ЮРИЙ ЛЮБИМОВ: Я БЫ ОТПУСТИЛ ХОДОРКОВСКОГО НА ВОЛЮ
Любимову без семи лет век, и он давно не боится говорить вслух, что думает. Не боялся никогда. В спектаклях, поступках, оценках держался правды, как сам ее понимал. Может быть, поэтому сегодня самого известного фрондера российского театра осыпать наградами не спешат. Но не это огорчает Юрия Петровича — он просто устал иметь дело со все теми же явлениями и все теми же людьми в своей стране
— Какова сегодня атмосфера в России, на ваш взгляд?
— Честно говоря, скисло наше молоко, и уже никогда не быть ему свежим. Большая проблема в том, что наши граждане какие-то полусонные. Лень у них впереди бежит... Мне представляется, что большинство наших сограждан все еще живут прошлым, и они скучают по Советскому Союзу. Тогда было лучше, они говорят.
— Почему в одном из своих спектаклей вы сами выходите на сцену и играете Сталина?
— Сталина опять превозносят. Он же кровожадный извращенец, который своего народа уничтожил больше, чем немецкие фашисты. Они что, совсем с ума посходили? Когда я играю Сталина… я заманиваю зрителя, а потом бью его по голове вот этой фразой: (Говорит с густым грузинским акцентом.) «Толпа — материя истории. Чем больше ее в одном месте убудет, тем больше в другом прибудет. Нечего ее жалеть».

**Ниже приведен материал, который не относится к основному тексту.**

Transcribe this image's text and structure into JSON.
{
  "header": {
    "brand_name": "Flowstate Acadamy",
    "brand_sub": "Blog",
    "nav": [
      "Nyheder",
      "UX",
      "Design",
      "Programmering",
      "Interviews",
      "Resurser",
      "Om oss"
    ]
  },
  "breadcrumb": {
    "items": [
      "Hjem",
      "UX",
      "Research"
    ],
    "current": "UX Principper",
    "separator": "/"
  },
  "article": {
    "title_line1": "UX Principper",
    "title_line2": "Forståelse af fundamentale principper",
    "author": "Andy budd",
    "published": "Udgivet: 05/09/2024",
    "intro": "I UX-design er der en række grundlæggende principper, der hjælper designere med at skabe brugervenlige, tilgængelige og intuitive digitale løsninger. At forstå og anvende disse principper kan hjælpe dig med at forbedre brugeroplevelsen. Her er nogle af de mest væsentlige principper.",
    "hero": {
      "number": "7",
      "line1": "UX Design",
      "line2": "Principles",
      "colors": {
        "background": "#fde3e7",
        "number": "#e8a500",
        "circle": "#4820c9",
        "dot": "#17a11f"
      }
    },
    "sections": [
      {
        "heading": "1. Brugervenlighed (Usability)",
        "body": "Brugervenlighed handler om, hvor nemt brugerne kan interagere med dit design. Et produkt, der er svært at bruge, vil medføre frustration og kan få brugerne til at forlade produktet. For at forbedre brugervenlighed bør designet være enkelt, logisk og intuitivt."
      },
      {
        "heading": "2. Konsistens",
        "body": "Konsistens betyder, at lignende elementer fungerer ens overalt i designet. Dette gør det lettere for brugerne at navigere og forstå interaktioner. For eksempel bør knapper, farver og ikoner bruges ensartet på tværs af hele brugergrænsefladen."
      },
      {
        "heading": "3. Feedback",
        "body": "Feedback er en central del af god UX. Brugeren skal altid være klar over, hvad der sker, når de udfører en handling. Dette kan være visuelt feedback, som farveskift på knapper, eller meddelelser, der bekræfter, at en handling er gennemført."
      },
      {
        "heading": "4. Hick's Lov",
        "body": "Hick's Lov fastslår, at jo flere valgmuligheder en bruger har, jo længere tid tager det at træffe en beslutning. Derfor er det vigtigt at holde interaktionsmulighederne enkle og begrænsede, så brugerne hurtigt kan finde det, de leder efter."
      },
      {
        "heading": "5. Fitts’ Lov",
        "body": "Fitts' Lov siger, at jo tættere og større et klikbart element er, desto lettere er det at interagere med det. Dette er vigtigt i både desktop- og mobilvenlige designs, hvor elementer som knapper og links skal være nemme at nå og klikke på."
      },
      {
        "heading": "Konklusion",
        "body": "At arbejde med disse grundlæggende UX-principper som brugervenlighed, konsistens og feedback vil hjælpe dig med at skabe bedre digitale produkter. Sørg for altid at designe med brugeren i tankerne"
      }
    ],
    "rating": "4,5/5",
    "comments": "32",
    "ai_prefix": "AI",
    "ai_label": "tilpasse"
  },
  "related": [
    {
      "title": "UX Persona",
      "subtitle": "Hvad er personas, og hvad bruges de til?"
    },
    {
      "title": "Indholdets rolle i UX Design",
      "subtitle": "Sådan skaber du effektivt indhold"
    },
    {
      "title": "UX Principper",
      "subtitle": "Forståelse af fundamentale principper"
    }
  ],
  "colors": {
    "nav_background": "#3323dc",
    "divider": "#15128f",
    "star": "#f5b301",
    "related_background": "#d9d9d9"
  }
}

— Вам сейчас легче работается, чем в советское время?
— Сейчас, конечно, лучше. Я свободен! Но финансово стало гораздо труднее. Они обещали мне построить театральный центр, даже землю выделили… но тринадцать лет прошло, и ничего не сделано. В прошлом году я попросил провести юбилей театра — 45 лет. Они сказали, что это не дата, и попросили меня подождать еще пять лет, до пятидесятилетнего юбилея. Они что, не знают, что мне уже 93?
— В вашей работе вы испытываете давление сверху, как в Советском Союзе, когда ваши постановки беспощадно кромсались цензорами и часто запрещались к показу?
— Никогда. Но вот театр часто обещают закрыть по причинам пожарной безопасности. Говорят мне исправить положение, а денег ни копейки не дают. Зато у них всегда предлог под рукой, как меня уволить. И в то же время всего за два года они построили себе Голливудского размаха театр (на Рублевском шоссе — С.Л.)… А там выступает порой какая-нибудь западная поп-звезда для ста зрителей в зале на восемьсот мест, за гонорар так в два с половиной миллиона долларов.
— В прошлом вы встречались со многими советскими руководителями. А с российскими лидерами вы встречаетесь?
— Да, припоминаю, как Андропов спросил меня: «Вы знаете, что случилось в Индонезии?» Я говорю: «Перевешали там всех коммунистов, да?» «Да, — говорит он, — вы это для нас предрекаете?»
С Медведевым ни разу не встречался. Но пару раз встречался с Путиным. Должен признать, у него есть интересные черты. Когда он был здесь, он тщательно искал место на стене, где бы расписаться (по давнишней традиции важные гости и друзья оставляют автографы на стенах кабинета), и нашел подходящее место под портретом Пушкина. Потом стал читать другие надписи и дошел до автографа Березовского. И говорит: «Как это он так высоко расписался?» Я говорю: «Он на спинку скамейки встал». Вот отгадайте, какой был следующий вопрос? Так вот, он спрашивает: «А кто ему помогал? Кто его поддерживал?» Я говорю: «Я». Он так посмотрел на меня, будто хотел спросить, зачем. Но не спросил. Может быть, меня когда-нибудь привлекут за это, кто знает. Тут я его спросил, что это за характер — Березовский. «Выскакивать любит, — говорит Путин. Потом подумал немного и добавил: — Пускай себе скачет».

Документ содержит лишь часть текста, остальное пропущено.